Zurück zum Umflutkanal. Auf einem Messbrett ermittelt Dennis Gräwe die Länge des Fisches und bestimmt das Geschlecht sowie die Laichreife. Anne Janßen registriert alles in einer Tabelle. In diesen Tagen ist vor allem der Ukelei in großer Anzahl am Wehr zu finden.

Neben den Fischen in der Reuse untersuchen die biota-Mitarbeiter aber auch das Fischaufkommen unterhalb des Fischaufstiegs. Dazu benutzen sie einen Kescher, der an einen Generator angeschlossen ist. Mit rund 300 bis 500 Volt werden die Fische kurzzeitig betäubt und dann mit dem Kescher eingefangen. "Wenn wir sie dann ins Wasserbecken gleiten lassen, sind sie ganz schnell wieder bei sich", versichert Gräwe. Nach dem Messen werden sie sofort wieder freigelassen. "Bei unseren bisherigen Untersuchungen haben wir 17 verschiedene Fischarten registriert", erzählt Dennis Gräwe. "Aal, Bachforelle, Döbel, Rotfeder, Steinbeißer, Plötze, Fluss- und Kaulbarsch."

Doch nicht nur die Daten zu den Tieren finden Eingang in die wissenschaftliche Untersuchung. Festgehalten werden auch die Luft- und die Wassertemperatur, der pH-Wert, der Sauerstoffgehalt und die Fließgeschwindigkeit. "Es gibt leistungsfähigere Fischarten wie die Forelle, die auch starke Gegenströme überwinden" erklärt Gräwe. Andere seien nicht so schwimmstark, sollen aber auch den Anstieg meistern.
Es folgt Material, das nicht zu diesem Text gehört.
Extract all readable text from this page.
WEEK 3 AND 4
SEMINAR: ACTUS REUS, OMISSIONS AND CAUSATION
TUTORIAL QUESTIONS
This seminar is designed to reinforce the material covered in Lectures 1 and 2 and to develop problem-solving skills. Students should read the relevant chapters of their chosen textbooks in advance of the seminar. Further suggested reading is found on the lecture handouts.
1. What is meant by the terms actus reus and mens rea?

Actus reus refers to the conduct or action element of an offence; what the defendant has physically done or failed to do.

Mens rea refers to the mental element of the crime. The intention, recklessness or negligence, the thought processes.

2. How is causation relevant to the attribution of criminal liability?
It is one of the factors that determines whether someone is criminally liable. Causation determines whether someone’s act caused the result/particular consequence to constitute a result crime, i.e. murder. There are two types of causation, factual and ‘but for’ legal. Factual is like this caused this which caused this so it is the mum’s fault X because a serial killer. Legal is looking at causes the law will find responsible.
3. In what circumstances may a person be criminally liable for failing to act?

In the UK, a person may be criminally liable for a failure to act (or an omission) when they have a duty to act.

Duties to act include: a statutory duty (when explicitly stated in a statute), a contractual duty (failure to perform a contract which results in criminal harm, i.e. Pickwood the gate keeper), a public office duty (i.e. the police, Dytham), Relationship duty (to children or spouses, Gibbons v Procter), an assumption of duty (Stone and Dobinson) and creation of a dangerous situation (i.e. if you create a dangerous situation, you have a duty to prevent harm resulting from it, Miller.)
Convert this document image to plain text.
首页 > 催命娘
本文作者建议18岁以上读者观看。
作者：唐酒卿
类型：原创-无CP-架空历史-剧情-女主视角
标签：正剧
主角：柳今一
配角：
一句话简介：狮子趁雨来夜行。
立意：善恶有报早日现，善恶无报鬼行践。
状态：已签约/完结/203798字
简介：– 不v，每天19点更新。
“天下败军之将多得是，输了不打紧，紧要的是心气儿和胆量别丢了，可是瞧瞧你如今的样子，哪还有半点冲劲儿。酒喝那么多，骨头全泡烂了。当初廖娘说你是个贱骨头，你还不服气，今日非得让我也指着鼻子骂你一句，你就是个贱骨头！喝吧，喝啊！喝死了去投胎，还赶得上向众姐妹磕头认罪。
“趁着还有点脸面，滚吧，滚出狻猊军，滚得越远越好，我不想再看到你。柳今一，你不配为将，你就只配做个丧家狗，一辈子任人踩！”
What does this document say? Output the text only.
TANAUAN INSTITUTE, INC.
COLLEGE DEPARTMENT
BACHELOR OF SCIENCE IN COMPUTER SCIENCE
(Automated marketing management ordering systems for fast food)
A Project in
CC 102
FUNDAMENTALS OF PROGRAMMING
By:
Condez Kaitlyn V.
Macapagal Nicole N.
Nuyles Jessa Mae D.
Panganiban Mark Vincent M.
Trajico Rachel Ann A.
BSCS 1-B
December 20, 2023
Das Treiben der Biologen blieb nicht unbemerkt. Gestern tauchte z.B. Gerd-Rainer Ziems von der Fischereiaufsicht auf. Er konnte sich überzeugen, dass alles seine Ordnung hat.

Mehrmals täglich werden die Reusen am Umflutkanal und am Zulauf zum Bützower See kontrolliert und deren Inhalt ausgewertet. Bis morgen, dann baut biota Fangnetze und Reusen wieder ab, bis zum Herbst, dann ist die Laichzeit u.a. der Forelle.